There was much frenzy that accompanied the digital, algorithmically produced currency Bitcoin on Wednesday as a single unit reached a record high dollar value of $142.

Some of that excitement was greatly deflated overnight, however, as the currency’s main exchange site mtgox.com in Tokyo, where 70 percent of all worldwide trading in Bitcoins takes place, was the target of a successful cyber-attack.

The Mt. Gox exchange fingered a distributed denial of service attack for the disturbance of its activities that caused a small panic among some Bitcoin “investors”, triggering a sell-off that saw the currency’s value drop to under $115, before making its way back up to about $128.  A DDoS attack is a rather basic maneuver used by hackers the world over to a variety of ends, involving the flooding of a network or a server in order to cause a disruptive overload.

The purpose of the attack, in this case, was explained by Mt. Gox themselves as follows:

“Abuse the system for profit.?Attackers wait until the price of Bitcoins reaches a certain value, sell, destabilize the exchange, wait for everybody to panic-sell their Bitcoins, wait for the price to drop to a certain amount, then stop the attack and start buying as much as they can. Repeat this two or three times like we saw over the past few days and they profit.”

The exchange also readily admits that “Believe it or not, there is pretty much nothing that can be done”, noting that large companies as well as major stock exchanges like NASDAQ and the NYSE are also vulnerable to the effects of time-lag.

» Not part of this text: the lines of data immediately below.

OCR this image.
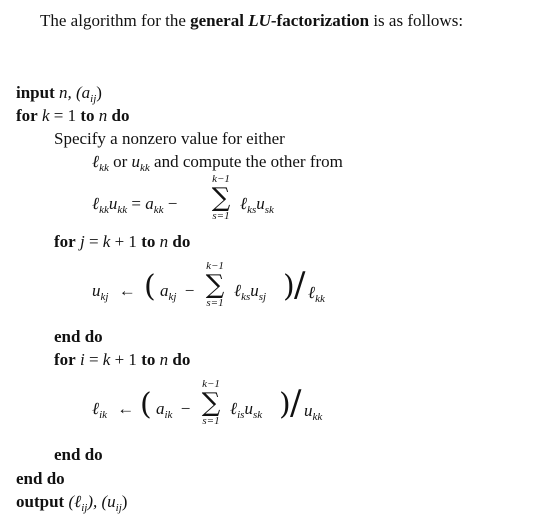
The algorithm for the general LU-factorization is as follows:
input n, $(a_{ij})$
for k = 1 to n do
Specify a nonzero value for either
ℓ$_{kk}$ or $u_{kk}$ and compute the other from
$\ell_{kk}u_{kk} = a_{kk}$ −
k−1
∑
s=1
$\ell_{ks}u_{sk}$
for j = k + 1 to n do
$u_{kj}$ ← ( $a_{kj}$ −
k−1
∑
s=1
$\ell_{ks}u_{sj}$ ) / ℓ$_{kk}$
end do
for i = k + 1 to n do
ℓ$_{ik}$ ← ( $a_{ik}$ −
k−1
∑
s=1
$\ell_{is}u_{sk}$ ) / $u_{kk}$
end do
end do
output (ℓ$_{ij}$), $(u_{ij})$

With recent uncertainties arising primarily from the Cyprus bailout situation and the long-term implications of this for the stability of the Euro and other currencies, Bitcoin has become a minor stand-in for the move to gold that usually accompanies such crises.  The incident demonstrates that it may not be the foolproof guarantee against economic volatility that many seemed to be hoping for.